La requête de mesures provisionnelles introduite par Z_________ est admise.
En conséquence, W_________, X_________, V_________ et Y_________ sont
enjoints à ne pas entraver l’accès, à pied et en véhicule, de Z_________ et de ses
ayants-droit par le chemin qui mène à l’immeuble n° xxx1 de la commune de
F_________ en passant par les immeubles nos xxx2 et xxx3, jusqu’à droit connu
sur l’action en passage nécessaire introduite par Z_________.
A défaut, Z_________ est autorisée à faire elle-même dégager l’accès, aux frais
W_________, X_________, V_________ et Y_________, solidairement entre
eux, si nécessaire avec le concours de la police cantonale.

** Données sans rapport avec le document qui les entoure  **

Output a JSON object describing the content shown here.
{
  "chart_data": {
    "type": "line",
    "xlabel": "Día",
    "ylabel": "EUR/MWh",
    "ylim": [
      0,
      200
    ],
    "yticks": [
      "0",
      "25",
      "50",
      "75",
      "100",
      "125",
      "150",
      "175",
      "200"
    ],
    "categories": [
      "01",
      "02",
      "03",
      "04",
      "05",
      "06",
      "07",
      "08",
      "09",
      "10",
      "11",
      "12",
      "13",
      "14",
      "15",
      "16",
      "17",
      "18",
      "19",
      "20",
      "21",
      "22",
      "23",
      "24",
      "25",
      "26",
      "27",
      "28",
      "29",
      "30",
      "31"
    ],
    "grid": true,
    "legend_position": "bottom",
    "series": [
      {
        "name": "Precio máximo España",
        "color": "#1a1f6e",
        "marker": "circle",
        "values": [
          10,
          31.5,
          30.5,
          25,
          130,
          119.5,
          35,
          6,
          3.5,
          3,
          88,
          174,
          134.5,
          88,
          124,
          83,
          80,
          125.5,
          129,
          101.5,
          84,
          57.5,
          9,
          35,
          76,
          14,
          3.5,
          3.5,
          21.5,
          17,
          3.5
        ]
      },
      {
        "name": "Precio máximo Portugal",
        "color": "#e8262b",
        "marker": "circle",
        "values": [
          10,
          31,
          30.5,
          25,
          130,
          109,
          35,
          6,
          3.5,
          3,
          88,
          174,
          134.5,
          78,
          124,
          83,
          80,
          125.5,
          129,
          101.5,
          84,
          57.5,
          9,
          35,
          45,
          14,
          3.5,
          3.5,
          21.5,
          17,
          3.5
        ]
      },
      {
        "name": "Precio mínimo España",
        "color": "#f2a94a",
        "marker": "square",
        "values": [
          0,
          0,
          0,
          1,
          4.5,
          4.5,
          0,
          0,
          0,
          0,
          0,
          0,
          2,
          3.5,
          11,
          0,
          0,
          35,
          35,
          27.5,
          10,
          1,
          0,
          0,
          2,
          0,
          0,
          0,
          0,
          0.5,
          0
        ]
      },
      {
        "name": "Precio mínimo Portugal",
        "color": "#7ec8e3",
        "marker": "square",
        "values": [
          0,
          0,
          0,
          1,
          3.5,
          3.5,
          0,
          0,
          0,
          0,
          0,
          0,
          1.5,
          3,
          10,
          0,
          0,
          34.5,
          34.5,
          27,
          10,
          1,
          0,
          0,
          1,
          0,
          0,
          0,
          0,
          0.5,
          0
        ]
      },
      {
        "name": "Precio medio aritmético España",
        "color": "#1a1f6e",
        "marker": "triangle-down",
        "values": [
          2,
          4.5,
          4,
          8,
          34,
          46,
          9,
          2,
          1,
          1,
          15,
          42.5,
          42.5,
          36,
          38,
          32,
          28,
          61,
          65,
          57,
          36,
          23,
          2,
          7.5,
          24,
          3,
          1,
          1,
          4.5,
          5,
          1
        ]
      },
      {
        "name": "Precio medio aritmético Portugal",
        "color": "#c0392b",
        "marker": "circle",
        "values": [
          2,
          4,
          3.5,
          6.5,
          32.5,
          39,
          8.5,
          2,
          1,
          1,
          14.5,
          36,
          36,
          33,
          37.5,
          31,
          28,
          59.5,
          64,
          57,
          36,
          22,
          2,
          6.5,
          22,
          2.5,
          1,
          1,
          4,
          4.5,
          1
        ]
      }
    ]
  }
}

Z_________ est autorisée à faire enlever, à ses frais, la neige sur le chemin qui
passe par les immeubles nos xxx2 et xxx3.
Les frais judiciaires de première instance sont mis à concurrence de 1'000 fr. à la
charge de E_________ qui payera à W_________, X_________, V_________ et
Y_________, créanciers solidaires, une indemnité pour les dépens de 200 francs.
La décision sur les frais judiciaires (1'000 fr.), avancés par Z_________, les
dépens de celle-ci et le solde des dépens de W_________, X_________,
V_________ et Y_________ (200 fr.) est renvoyée à la décision finale.
Les frais de seconde instance, par 800 francs, sont mis à la charge de
W_________, V_________, X_________ et Y_________, solidairement entre
eux.
V_________,
X_________
et
Y_________
verseront
à
Z_________, solidairement entre eux, une indemnité de 800 fr. à titre de dépens
pour la procédure de seconde instance.